Hi, I've read a bit about the python and it's probably the easiest and best thing to use, except that it's pretty expensive. If what I'm planning on doing works then I'm pretty sure I'll be able to attach it to the sink somehow instead of putting the system in a bucket.

Thanks for posting.


----------



## Christos Ioannou (3 Jul 2015)

Hi Lewis, have a look here


----------



## Lewis G (3 Jul 2015)

That's a handy project, although I'm trying to manage with the materials I have. Will try this if I cannot get mine working.


----------



## ian_m (3 Jul 2015)

I used a JBLu750 pump connected to 12/16mm PVC tube (in fact hose pipe works as well @ 12.5mm) both from buckets of warm water in the kitchen to my tank as well as buckets on the floor by the tank into the tank. It has sufficient head to be able to lift from floor level into the tank.


----------



## Lewis G (3 Jul 2015)

ian_m said:


> I used a JBLu750 pump connected to 12/16mm PVC tube (in fact hose pipe works as well @ 12.5mm) both from buckets of warm water in the kitchen to my tank as well as buckets on the floor by the tank into the tank. It has sufficient head to be able to lift from floor level into the tank.



That's along the lines of what I'm hoping to do. I might try a 10/13 mm hose and see if it fits on the outflow of the filter.


----------



## ajm83 (3 Jul 2015)

I use PVC piping in an upside down 'U' shape connected to a garden hose to do mine. 

It's the right height that the syphon breaks when it reaches 50% water removed. Then I just bring the end of the hose in from the garden, and attach it to my mixer tap with a Hozelock 2304 to refill the tank. Cut my water change time down from 2 hours to under 15 mins. I was thinking of adding a ball/float valve to automate the refill a bit more, but I just added a high-level water alarm and manually switch it off instead to save complexity.

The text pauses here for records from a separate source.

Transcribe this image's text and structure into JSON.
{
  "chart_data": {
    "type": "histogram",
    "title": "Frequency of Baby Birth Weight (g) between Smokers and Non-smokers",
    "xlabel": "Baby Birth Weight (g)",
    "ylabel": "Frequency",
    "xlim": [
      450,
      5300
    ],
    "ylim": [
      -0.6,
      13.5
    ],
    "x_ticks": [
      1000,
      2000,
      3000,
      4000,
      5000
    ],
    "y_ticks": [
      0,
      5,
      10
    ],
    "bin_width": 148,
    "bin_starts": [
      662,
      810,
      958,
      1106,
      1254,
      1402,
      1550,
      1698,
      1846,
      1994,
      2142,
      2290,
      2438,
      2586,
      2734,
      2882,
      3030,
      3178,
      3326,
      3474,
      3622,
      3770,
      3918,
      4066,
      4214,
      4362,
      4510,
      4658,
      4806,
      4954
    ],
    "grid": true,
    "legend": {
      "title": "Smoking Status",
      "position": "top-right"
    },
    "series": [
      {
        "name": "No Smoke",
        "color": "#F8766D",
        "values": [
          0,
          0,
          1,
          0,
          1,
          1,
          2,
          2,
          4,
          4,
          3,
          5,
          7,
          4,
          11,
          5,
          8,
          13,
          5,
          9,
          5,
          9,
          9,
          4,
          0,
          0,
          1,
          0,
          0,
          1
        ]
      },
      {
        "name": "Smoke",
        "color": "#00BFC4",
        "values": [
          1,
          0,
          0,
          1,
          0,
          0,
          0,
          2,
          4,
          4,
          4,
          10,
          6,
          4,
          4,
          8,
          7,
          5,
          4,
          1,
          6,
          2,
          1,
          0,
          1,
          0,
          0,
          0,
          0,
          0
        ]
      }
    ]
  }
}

Mid week I do a small manual syphon with a normal aquarium vacuum to remove detritus, just to make sure no dirt gets left rotting in the tank.


----------



## parotet (3 Jul 2015)

My system is pretty simple: I use an Eheim Compact 600 pump (https://www.eheim.com/en_GB/products/technology/pumps/compact-600) to pump the water from a 25 liters container on the floor to the tank. It works very well and the job's done in a few minutes. You could also go with the Eheim Compact 1000 which will fill the tank faster. There are only a few meters from the place where I mix my water (tap and rainwater) and the tank, so I carry the container myself and this is why I bought a model with comfortable handles (http://www.tovsi.com/es/bidones/garrafa-25-ltsz-25-b15-5078.html#.VZZOUGB5T0g). For the moment no back pains so I will keep on doing it this ay, but I've seen people using this system that have built a simple wood platform with wheels so you don't have to lift a single time the container.
Another tip, the container is great for storing between WCs all you need (pump, tubes, towels, etc.)

Jordi


----------



## DRillo (4 Jul 2015)

Would a 3 way valve on the filter outlet be worth a look? You could just switch it to outflow into a hose/bucket to empty half the tank.
Then I guess if you had one on the inflow you could also refill using the filter?


----------



## Lewis G (4 Jul 2015)

DRillo said:


> Would a 3 way valve on the filter outlet be worth a look? You could just switch it to outflow into a hose/bucket to empty half the tank.
> Then I guess if you had one on the inflow you could also refill using the filter?



I was thinking of doing something like that, along the lines of the Python


----------